Josh Doctson to Washington: He Could Be the Draft's Best Receiver
This is supposed to be a weak class of wide receivers.
Don’t tell Josh Doctson. Doctson was the third receiver off the board and had to wait until 22nd overall, but he might be the most well-rounded receiver in the class.
He might not be considered the fastest or the biggest, but it’s hard to find something Doctson doesn’t do well in the passing game. And despite not being the biggest or fastest, he’s still third among this year’s receiving class in SPARQ (a composite measure of athleticism) thanks to things like his vertical and broad jumps -- both of which are in the 95th percentile. Doctson grades out in the 95th percentile overall among NFL wide receiver in SPARQ.
He has arguably the best separation skills in the draft, regardless of whether the route and field position put him in a tight space or with room to spare. First, watch his separation near the end zone this past season against West Virginia. Off the line, the cornerback believes he has the advantage in press and is able to get Doctson over to the sideline. But once the ball is in the air, Doctson slips past the defender for an easy touchdown.
He also has the ability working down the field. The below play is one against Texas Tech from 2015, where the corner tries to be physical against Doctson and succeeds staying with the receiver for most of the route. But when it comes to getting to the ball, Doctson hits another gear in his last few steps that allows him to pull away from the defender to lay out and make the catch. This also helps show off Doctson’s fairly large catch radius.
TCU was a high-volume passing offense, but Doctson did not excel just because of the volume. He was able to transcend it.
Target Yards Added is a metric I created in an attempt to help separate a college receiver from his offense. The method is fairly simple -- subtract the quarterback's yards per attempt from the receiver’s yards per target to get somewhat of a representation of what the receiver adds to the overall offense.
Doctson was fourth overall in Target Yards Added for this year’s draft class, and he was first among receivers with at least 100 targets.
Below is a table of the 14 receivers with above-average Target Yards Added for this class. This year’s average was 1.66, below the average of the past two classes, which was 1.8.
35 receivers were measured overall in this year's class. Other top receivers in the class such as Corey Coleman (1.08) and Laquon Treadwell (0.92) did not make the above-class-average cut.

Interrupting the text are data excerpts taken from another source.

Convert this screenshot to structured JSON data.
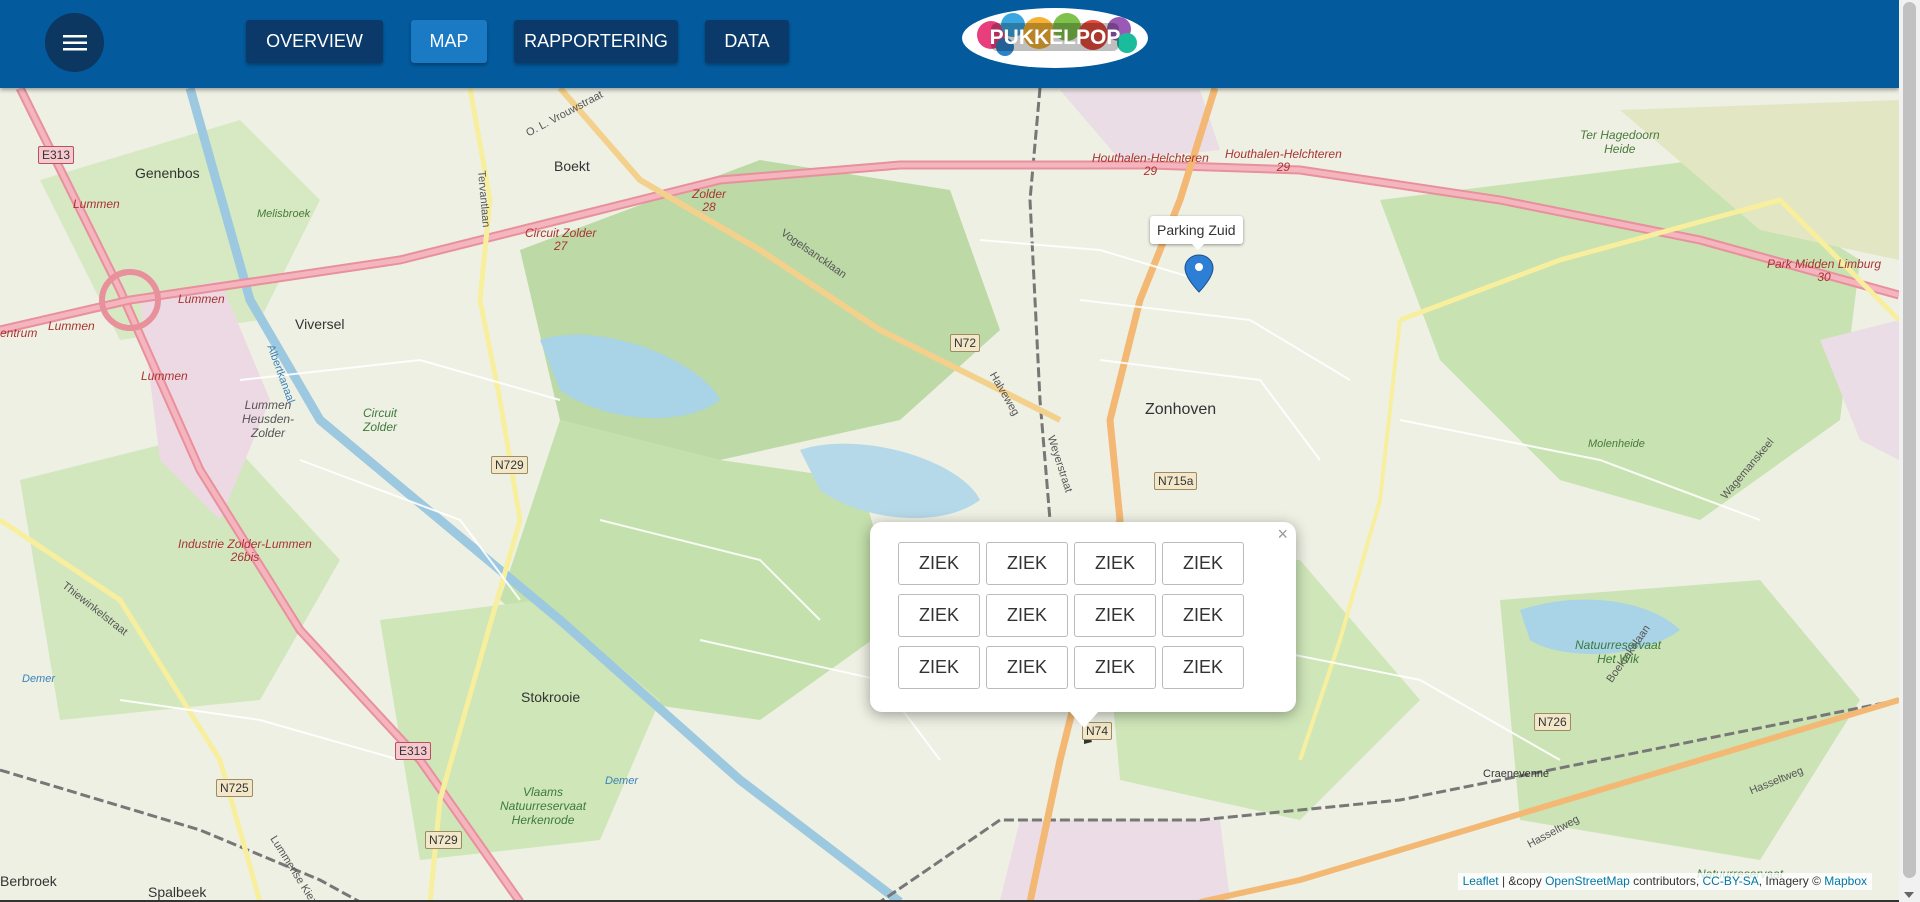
{
  "header": {
    "nav": [
      {
        "label": "OVERVIEW",
        "active": false
      },
      {
        "label": "MAP",
        "active": true
      },
      {
        "label": "RAPPORTERING",
        "active": false
      },
      {
        "label": "DATA",
        "active": false
      }
    ],
    "logo_text": "PUKKELPOP",
    "menu_icon": "hamburger-menu-icon",
    "colors": {
      "bar": "#035a9c",
      "button": "#0b3a6a",
      "active": "#1a7ac4"
    }
  },
  "map": {
    "places": {
      "genenbos": "Genenbos",
      "boekt": "Boekt",
      "viversel": "Viversel",
      "zonhoven": "Zonhoven",
      "stokrooie": "Stokrooie",
      "berbroek": "Berbroek",
      "spalbeek": "Spalbeek",
      "melisbroek": "Melisbroek",
      "molenheide": "Molenheide",
      "ter_hagedoorn": "Ter Hagedoorn\nHeide",
      "lummen_heusden": "Lummen\nHeusden-\nZolder",
      "circuit_zolder_area": "Circuit\nZolder",
      "craenevenne": "Craenevenne",
      "demer_w": "Demer",
      "demer_s": "Demer",
      "entrum": "entrum"
    },
    "roads": {
      "e313_top": "E313",
      "e313_bottom": "E313",
      "n72": "N72",
      "n729_a": "N729",
      "n729_b": "N729",
      "n715a": "N715a",
      "n74": "N74",
      "n726": "N726",
      "n725": "N725"
    },
    "street_names": {
      "vrouwestraat": "O. L. Vrouwstraat",
      "vogelsancklaan": "Vogelsancklaan",
      "halveweg": "Halveweg",
      "weyerstraat": "Weyerstraat",
      "tervantlaan": "Tervantlaan",
      "albertkanaal": "Albertkanaal",
      "thiewinkelstraat": "Thiewinkelstraat",
      "lummense_kiezel": "Lummense Kiezel",
      "wagemanskeel": "Wagemanskeel",
      "boekrakelaan": "Boekrakelaan",
      "hasseltweg": "Hasseltweg",
      "hasseltweg2": "Hasseltweg"
    },
    "junctions": {
      "lummen_1": "Lummen",
      "lummen_2": "Lummen",
      "lummen_3": "Lummen",
      "lummen_4": "Lummen",
      "circuit_zolder": "Circuit Zolder\n27",
      "zolder": "Zolder\n28",
      "houthalen_1": "Houthalen-Helchteren\n29",
      "houthalen_2": "Houthalen-Helchteren\n29",
      "park_midden": "Park Midden Limburg\n30",
      "industrie": "Industrie Zolder-Lummen\n26bis"
    },
    "nature": {
      "het_wik": "Natuurreservaat\nHet Wik",
      "herkenrode": "Vlaams\nNatuurreservaat\nHerkenrode",
      "natuurreservaat_se": "Natuurreservaat"
    },
    "marker_tooltip": "Parking Zuid",
    "popup": {
      "close": "×",
      "buttons": [
        "ZIEK",
        "ZIEK",
        "ZIEK",
        "ZIEK",
        "ZIEK",
        "ZIEK",
        "ZIEK",
        "ZIEK",
        "ZIEK",
        "ZIEK",
        "ZIEK",
        "ZIEK"
      ]
    },
    "attribution": {
      "leaflet": "Leaflet",
      "sep": " | &copy ",
      "osm": "OpenStreetMap",
      "contrib": " contributors, ",
      "license": "CC-BY-SA",
      "imagery": ", Imagery © ",
      "mapbox": "Mapbox"
    }
  }
}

|Name||School||Yards||Targets||Yards per Target||QB YPA||Target Yards Added|
|Will Fuller||Notre Dame||1258||95||13.2||8.77||4.43|
|Roger Lewis||Bowling Green||1544||130||11.9||8.69||3.21|
|Cody Core||Ole Miss||644||57||11.3||8.68||2.62|
|Rashard Higgins||Colorado State||1062||106||10||7.49||2.51|
|Pharoh Cooper||South Carolina||977||107||9.1||7.23||1.87|
|Michael Thomas||Ohio State||781||84||9.3||7.58||1.72|
Building on Strength
Washington might not yet be sold on the long-term play of Kirk Cousins -- he is likely to play out the season on the franchise tag -- but they’re setting him up with a lot of weapons for success. Doctson will add to a receiving corps that includes DeSean Jackson and Pierre Garcon, as well as Jamison Crowder and Andre Roberts, though Roberts may be on the chopping block after this selection. Jordan Reed has also blossomed into one of the best receiving tight ends in the league.
Washington was already one of the most efficient offenses in the league last season by our Net Expected Points (NEP) metric. Washington ranked 10th in Adjusted NEP per play on offense overall and 4th in Adjusted NEP per play through the air. Cousins’ effectiveness was a big piece of that, as he ranked seventh among quarterbacks in Passing NEP per drop back.
Doctson, Jackson, Garcon and Crowder might be the ideal group of receivers one would put together in order to get the most out of a quarterback. If Cousins takes a step back with these weapons, it’s on him.
Washington allowed the Houston Texans to switch picks with them so that the Texans could take a receiver (Will Fuller), and Washington might have gotten the better one. In fact, they might have gotten the best receiver in the draft -- period.